Pacquiao has shown one of the better beards in the game, not dropped since 2004 and not even too badly hurt since a fight with Nedal Hussein in 2000.  Marquez cracked it like an egg in traffic.

The result was a come to Jesus moment for Pacquiao fans much the same way Antonio Tarver-Roy Jones II was for the Jones faithful.  The desire to rate their guy with that super rare air of Robinson and Langford was put into some context.  One can be among the greatest ever to lace them up, and still have a ways to go to catch the Mount Rushmore types in the sweet science.

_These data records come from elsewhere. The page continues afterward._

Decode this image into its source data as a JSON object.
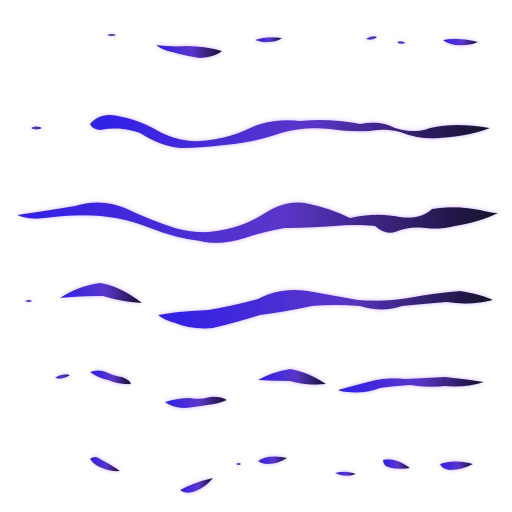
{
  "artwork": {
    "kind": "brush-stroke-preset-sheet",
    "background_color": "#ffffff",
    "glow_color": "#c9a6ff",
    "gradient": {
      "start": "#2f20e8",
      "mid": "#5a36c8",
      "end": "#141028"
    },
    "rows": [
      {
        "name": "fragmented-thin-strokes",
        "style": "sparse"
      },
      {
        "name": "long-wavy-stroke-a",
        "style": "continuous"
      },
      {
        "name": "long-wavy-stroke-full",
        "style": "continuous"
      },
      {
        "name": "long-wavy-stroke-b",
        "style": "continuous"
      },
      {
        "name": "broken-wavy-stroke",
        "style": "fragmented"
      },
      {
        "name": "dotted-fragment-stroke",
        "style": "sparse"
      }
    ]
  }
}
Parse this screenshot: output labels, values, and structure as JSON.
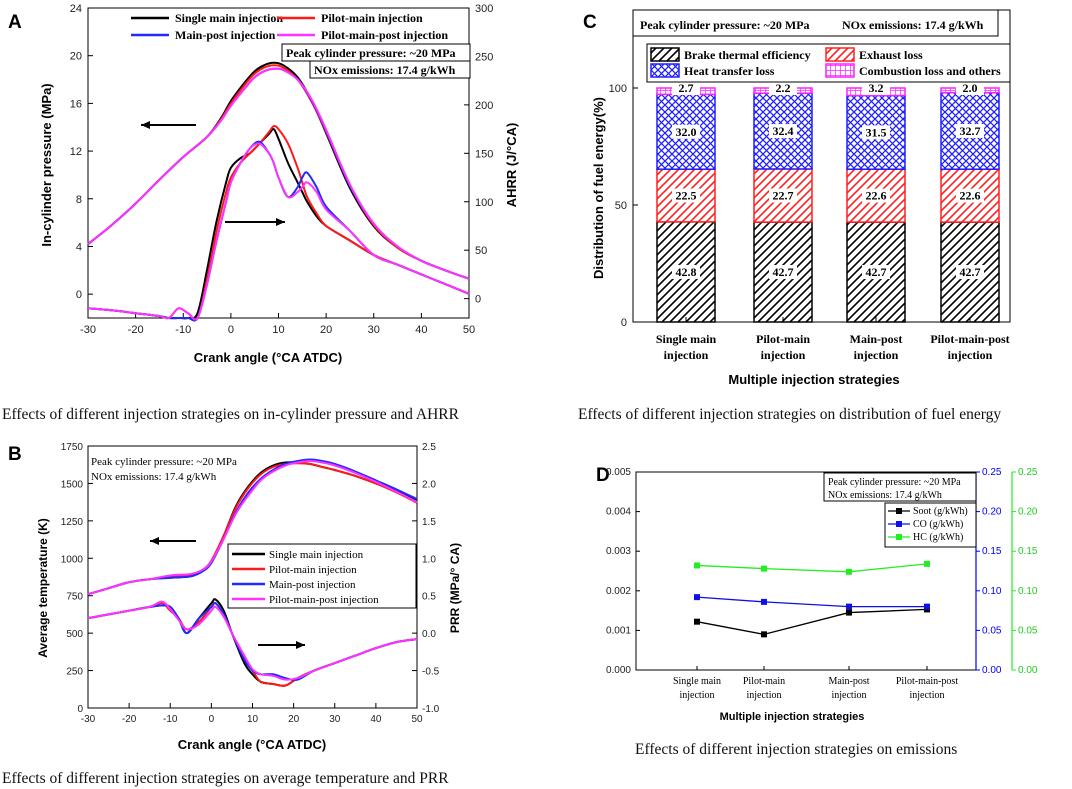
{
  "captions": {
    "a": "Effects of different injection strategies on in-cylinder pressure and AHRR",
    "b": "Effects of different injection strategies on average temperature and PRR",
    "c": "Effects of different injection strategies on distribution of fuel energy",
    "d": "Effects of different injection strategies on emissions"
  },
  "colors": {
    "single": "#000000",
    "pilot": "#ff1a1a",
    "post": "#1f2bff",
    "pilotpost": "#ff33ff",
    "soot": "#000000",
    "co": "#1010e0",
    "hc": "#22ee22"
  },
  "chart_data": [
    {
      "panel": "A",
      "type": "line",
      "xlabel": "Crank angle (°CA ATDC)",
      "ylabel": "In-cylinder pressure (MPa)",
      "y2label": "AHRR (J/°CA)",
      "xlim": [
        -30,
        50
      ],
      "ylim": [
        -2,
        24
      ],
      "y2lim": [
        -20,
        300
      ],
      "xticks": [
        -30,
        -20,
        -10,
        0,
        10,
        20,
        30,
        40,
        50
      ],
      "yticks": [
        0,
        4,
        8,
        12,
        16,
        20,
        24
      ],
      "y2ticks": [
        0,
        50,
        100,
        150,
        200,
        250,
        300
      ],
      "legend": [
        "Single main injection",
        "Pilot-main injection",
        "Main-post injection",
        "Pilot-main-post injection"
      ],
      "annotations": [
        "Peak cylinder pressure: ~20 MPa",
        "NOx emissions: 17.4 g/kWh"
      ],
      "pressure": {
        "x": [
          -30,
          -25,
          -20,
          -15,
          -10,
          -5,
          -2,
          0,
          3,
          5,
          7,
          9,
          11,
          14,
          17,
          20,
          25,
          30,
          35,
          40,
          45,
          50
        ],
        "single": [
          4.2,
          5.8,
          7.6,
          9.6,
          11.5,
          13.2,
          14.8,
          16.2,
          17.8,
          18.7,
          19.2,
          19.4,
          19.2,
          18.2,
          16.2,
          13.5,
          8.9,
          5.7,
          3.9,
          2.8,
          2.0,
          1.3
        ],
        "pilot": [
          4.2,
          5.8,
          7.6,
          9.6,
          11.5,
          13.2,
          14.7,
          16.0,
          17.6,
          18.5,
          19.0,
          19.2,
          19.0,
          18.0,
          16.1,
          13.6,
          9.1,
          5.8,
          3.9,
          2.8,
          2.0,
          1.3
        ],
        "post": [
          4.2,
          5.8,
          7.6,
          9.6,
          11.5,
          13.2,
          14.6,
          15.8,
          17.3,
          18.2,
          18.7,
          18.9,
          18.8,
          18.0,
          16.2,
          13.7,
          9.1,
          5.9,
          4.0,
          2.8,
          2.0,
          1.3
        ],
        "pilotpost": [
          4.2,
          5.8,
          7.6,
          9.6,
          11.5,
          13.2,
          14.6,
          15.8,
          17.3,
          18.2,
          18.7,
          18.9,
          18.8,
          18.0,
          16.3,
          13.8,
          9.2,
          5.9,
          4.0,
          2.8,
          2.0,
          1.3
        ]
      },
      "ahrr": {
        "x": [
          -30,
          -25,
          -20,
          -15,
          -13,
          -11,
          -9,
          -7,
          -5,
          -3,
          -1,
          0,
          2,
          4,
          6,
          8,
          9,
          10,
          12,
          14,
          15,
          16,
          18,
          20,
          25,
          30,
          35,
          40,
          45,
          50
        ],
        "single": [
          -10,
          -12,
          -15,
          -18,
          -20,
          -20,
          -20,
          -15,
          30,
          80,
          120,
          135,
          145,
          150,
          160,
          170,
          175,
          165,
          140,
          120,
          110,
          100,
          85,
          75,
          60,
          45,
          35,
          25,
          15,
          5
        ],
        "pilot": [
          -10,
          -12,
          -15,
          -18,
          -20,
          -10,
          -15,
          -20,
          20,
          70,
          110,
          125,
          140,
          150,
          160,
          172,
          178,
          175,
          160,
          135,
          120,
          105,
          88,
          75,
          60,
          45,
          35,
          25,
          15,
          5
        ],
        "post": [
          -10,
          -12,
          -15,
          -18,
          -20,
          -20,
          -20,
          -20,
          15,
          60,
          100,
          120,
          140,
          155,
          162,
          150,
          140,
          125,
          105,
          115,
          125,
          130,
          115,
          95,
          70,
          45,
          35,
          25,
          15,
          5
        ],
        "pilotpost": [
          -10,
          -12,
          -15,
          -18,
          -20,
          -10,
          -15,
          -20,
          15,
          60,
          100,
          120,
          140,
          155,
          160,
          150,
          140,
          125,
          105,
          110,
          115,
          120,
          110,
          92,
          70,
          45,
          35,
          25,
          15,
          5
        ]
      }
    },
    {
      "panel": "B",
      "type": "line",
      "xlabel": "Crank angle (°CA ATDC)",
      "ylabel": "Average temperature (K)",
      "y2label": "PRR (MPa/° CA)",
      "xlim": [
        -30,
        50
      ],
      "ylim": [
        0,
        1750
      ],
      "y2lim": [
        -1.0,
        2.5
      ],
      "xticks": [
        -30,
        -20,
        -10,
        0,
        10,
        20,
        30,
        40,
        50
      ],
      "yticks": [
        0,
        250,
        500,
        750,
        1000,
        1250,
        1500,
        1750
      ],
      "y2ticks": [
        -1.0,
        -0.5,
        0.0,
        0.5,
        1.0,
        1.5,
        2.0,
        2.5
      ],
      "legend": [
        "Single main injection",
        "Pilot-main injection",
        "Main-post injection",
        "Pilot-main-post injection"
      ],
      "annotations": [
        "Peak cylinder pressure: ~20 MPa",
        "NOx emissions: 17.4 g/kWh"
      ],
      "temperature": {
        "x": [
          -30,
          -25,
          -20,
          -15,
          -10,
          -5,
          -2,
          0,
          3,
          6,
          9,
          12,
          15,
          18,
          21,
          24,
          27,
          30,
          35,
          40,
          45,
          50
        ],
        "single": [
          760,
          800,
          840,
          860,
          870,
          880,
          920,
          980,
          1150,
          1350,
          1480,
          1570,
          1620,
          1640,
          1640,
          1630,
          1610,
          1590,
          1550,
          1500,
          1450,
          1390
        ],
        "pilot": [
          760,
          800,
          840,
          860,
          880,
          890,
          925,
          985,
          1150,
          1340,
          1470,
          1560,
          1610,
          1630,
          1635,
          1630,
          1610,
          1590,
          1550,
          1500,
          1440,
          1370
        ],
        "post": [
          760,
          800,
          840,
          860,
          870,
          880,
          915,
          970,
          1130,
          1310,
          1440,
          1530,
          1590,
          1630,
          1650,
          1660,
          1650,
          1630,
          1580,
          1520,
          1460,
          1395
        ],
        "pilotpost": [
          760,
          800,
          840,
          860,
          885,
          895,
          925,
          980,
          1130,
          1300,
          1420,
          1520,
          1580,
          1620,
          1640,
          1650,
          1640,
          1620,
          1570,
          1510,
          1445,
          1375
        ]
      },
      "prr": {
        "x": [
          -30,
          -25,
          -20,
          -15,
          -12,
          -10,
          -8,
          -6,
          -3,
          0,
          1,
          3,
          5,
          8,
          10,
          12,
          15,
          18,
          21,
          25,
          30,
          35,
          40,
          45,
          50
        ],
        "single": [
          0.2,
          0.25,
          0.3,
          0.35,
          0.37,
          0.35,
          0.2,
          0.0,
          0.2,
          0.4,
          0.45,
          0.3,
          0.0,
          -0.4,
          -0.55,
          -0.65,
          -0.68,
          -0.7,
          -0.6,
          -0.5,
          -0.4,
          -0.3,
          -0.2,
          -0.12,
          -0.08
        ],
        "pilot": [
          0.2,
          0.25,
          0.3,
          0.35,
          0.4,
          0.3,
          0.2,
          0.05,
          0.15,
          0.35,
          0.4,
          0.25,
          0.0,
          -0.35,
          -0.5,
          -0.65,
          -0.68,
          -0.7,
          -0.6,
          -0.5,
          -0.4,
          -0.3,
          -0.2,
          -0.12,
          -0.08
        ],
        "post": [
          0.2,
          0.25,
          0.3,
          0.35,
          0.37,
          0.35,
          0.2,
          0.0,
          0.2,
          0.35,
          0.4,
          0.25,
          0.0,
          -0.35,
          -0.5,
          -0.55,
          -0.55,
          -0.6,
          -0.62,
          -0.5,
          -0.4,
          -0.3,
          -0.2,
          -0.12,
          -0.08
        ],
        "pilotpost": [
          0.2,
          0.25,
          0.3,
          0.35,
          0.42,
          0.32,
          0.18,
          0.05,
          0.12,
          0.3,
          0.35,
          0.22,
          0.0,
          -0.3,
          -0.48,
          -0.55,
          -0.57,
          -0.62,
          -0.6,
          -0.5,
          -0.4,
          -0.3,
          -0.2,
          -0.12,
          -0.08
        ]
      }
    },
    {
      "panel": "C",
      "type": "bar",
      "stacked": true,
      "title": "",
      "xlabel": "Multiple injection strategies",
      "ylabel": "Distribution of  fuel energy(%)",
      "ylim": [
        0,
        100
      ],
      "yticks": [
        0,
        50,
        100
      ],
      "categories": [
        [
          "Single main",
          "injection"
        ],
        [
          "Pilot-main",
          "injection"
        ],
        [
          "Main-post",
          "injection"
        ],
        [
          "Pilot-main-post",
          "injection"
        ]
      ],
      "annotations": [
        "Peak cylinder pressure: ~20 MPa",
        "NOx emissions: 17.4 g/kWh"
      ],
      "series": [
        {
          "name": "Brake thermal efficiency",
          "values": [
            42.8,
            42.7,
            42.7,
            42.7
          ],
          "labels": [
            "42.8",
            "42.7",
            "42.7",
            "42.7"
          ],
          "color": "#000000",
          "pattern": "diag"
        },
        {
          "name": "Exhaust loss",
          "values": [
            22.5,
            22.7,
            22.6,
            22.6
          ],
          "labels": [
            "22.5",
            "22.7",
            "22.6",
            "22.6"
          ],
          "color": "#ff2020",
          "pattern": "diag2"
        },
        {
          "name": "Heat transfer loss",
          "values": [
            32.0,
            32.4,
            31.5,
            32.7
          ],
          "labels": [
            "32.0",
            "32.4",
            "31.5",
            "32.7"
          ],
          "color": "#2020ff",
          "pattern": "cross"
        },
        {
          "name": "Combustion loss and others",
          "values": [
            2.7,
            2.2,
            3.2,
            2.0
          ],
          "labels": [
            "2.7",
            "2.2",
            "3.2",
            "2.0"
          ],
          "color": "#ff20ff",
          "pattern": "grid"
        }
      ]
    },
    {
      "panel": "D",
      "type": "line",
      "xlabel": "Multiple injection strategies",
      "categories": [
        [
          "Single main",
          "injection"
        ],
        [
          "Pilot-main",
          "injection"
        ],
        [
          "Main-post",
          "injection"
        ],
        [
          "Pilot-main-post",
          "injection"
        ]
      ],
      "ylim": [
        0,
        0.005
      ],
      "y2lim": [
        0,
        0.25
      ],
      "y3lim": [
        0,
        0.25
      ],
      "yticks": [
        "0.000",
        "0.001",
        "0.002",
        "0.003",
        "0.004",
        "0.005"
      ],
      "y2ticks": [
        "0.00",
        "0.05",
        "0.10",
        "0.15",
        "0.20",
        "0.25"
      ],
      "y3ticks": [
        "0.00",
        "0.05",
        "0.10",
        "0.15",
        "0.20",
        "0.25"
      ],
      "annotations": [
        "Peak cylinder pressure: ~20 MPa",
        "NOx emissions: 17.4 g/kWh"
      ],
      "series": [
        {
          "name": "Soot (g/kWh)",
          "axis": "left",
          "values": [
            0.00122,
            0.0009,
            0.00145,
            0.00153
          ]
        },
        {
          "name": "CO (g/kWh)",
          "axis": "right1",
          "values": [
            0.092,
            0.086,
            0.08,
            0.08
          ]
        },
        {
          "name": "HC (g/kWh)",
          "axis": "right2",
          "values": [
            0.132,
            0.128,
            0.124,
            0.134
          ]
        }
      ]
    }
  ]
}
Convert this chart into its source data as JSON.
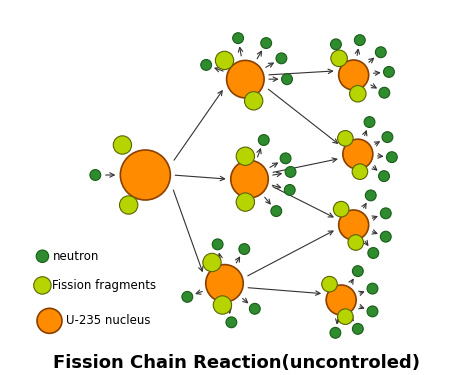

In 2009, this scribe noted that if a fighter in this era was ever truly to make a run on those sorts of legends, they would have to do something like what Manny appeared to be doing.  After already having a Hall of Fame career through his run at 130, Manny was on the edge of trying for some truly insane stuff following excellent wins over Ricky Hatton and Miguel Cotto.  He might not have got there, but he looked like he was going to try.

He, or his team, or both…they blinked a little.  When Team Pacquiao seemed to be more responsible for pulling the cord on a Mayweather fight in March 2010, future choices made balanced money against tests.  Joshua Clottey was a solid Welterweight contender; Margarito and Shane Mosley were widely and fairly derided, the latter especially so.

The third Marquez fight was cynically made, only to come back to bite.  Timothy Bradley was a step back in the right direction.  Had he finished Marquez on Saturday, the buzz would have been back on.

Instead, it was lights out.

It doesn’t mean Pacquiao isn’t one of the best fighters of the last however the hell long anyone wants to measure.  He, and Marquez, are Hall of Fame all time greats with a bullet.  But late in his run, he succumbed to a sort of business first approach that may have cost him a chance to be rated even higher than he eventually will be.

And that will still be high.  He’s still the first fighter in history to win four lineal, legitimate world titles.  He certainly won at least one of the Marquez fights.  He engaged in an epic rivalry with three of the greatest Mexicans ever to lace gloves, going 6-2-1.  He held various belts across eight weight classes from 1998 to 2012.

That is astounding stuff, stuff that rates favorably with immortals like Jimmy McLarnin and Tony Canzoneri.  The outcome on Saturday was astounding as well.  The only real option left for him in that light is a fifth Marquez fight.  For the first time in this epic rivalry, it’s Manny who needs the fight more.  It’s Manny who has something more to prove.

Given how great the first four fights have been, regardless of who wins, there isn’t much that would be more worth looking forward to in 2013.

For now, we have the memory of a great fight contested between two of the greatest fighters anyone reading has seen in their lifetimes.  We have memories from the two of them of so much more.

It’s hard not to be in awe of it all and love boxing just that much more for their being around.

Report Card Picks 2012: 60-23

Cliff’s Notes… For those wondering, the references in the first line are to Fullmer’s KO loss to Ray Robinson in their second fight, Bob Foster’s Light Heavyweight title win over Tiger, and Tommy Hearns Jr. Middleweight title destruction of Duran…Usually ratings updates accompany the report cards.  This week, that’s being split up.  Divisional ratings later in the week…Pound-for-Pound updates will wait one more week for the Nonito Donaire-Jorge Arce outcome…Finally, last week’s post-fight report card was missing for Austin Trout-Miguel Cotto.  The score here was 7-5 for Trout, who earned the win and showed tremendous class in and out of the ring.  Congratulations to him and to a valiant Cotto who showed up like a gentleman at the post-fight press conference.

Correction: The pre-fight report failed to give Juan Manuel Marquez credit for a win over former champion Julio Gervacio and omitted his reigns as the WBC, WBO, WBO, and Lineal World Lightweight Champion.  Apologies.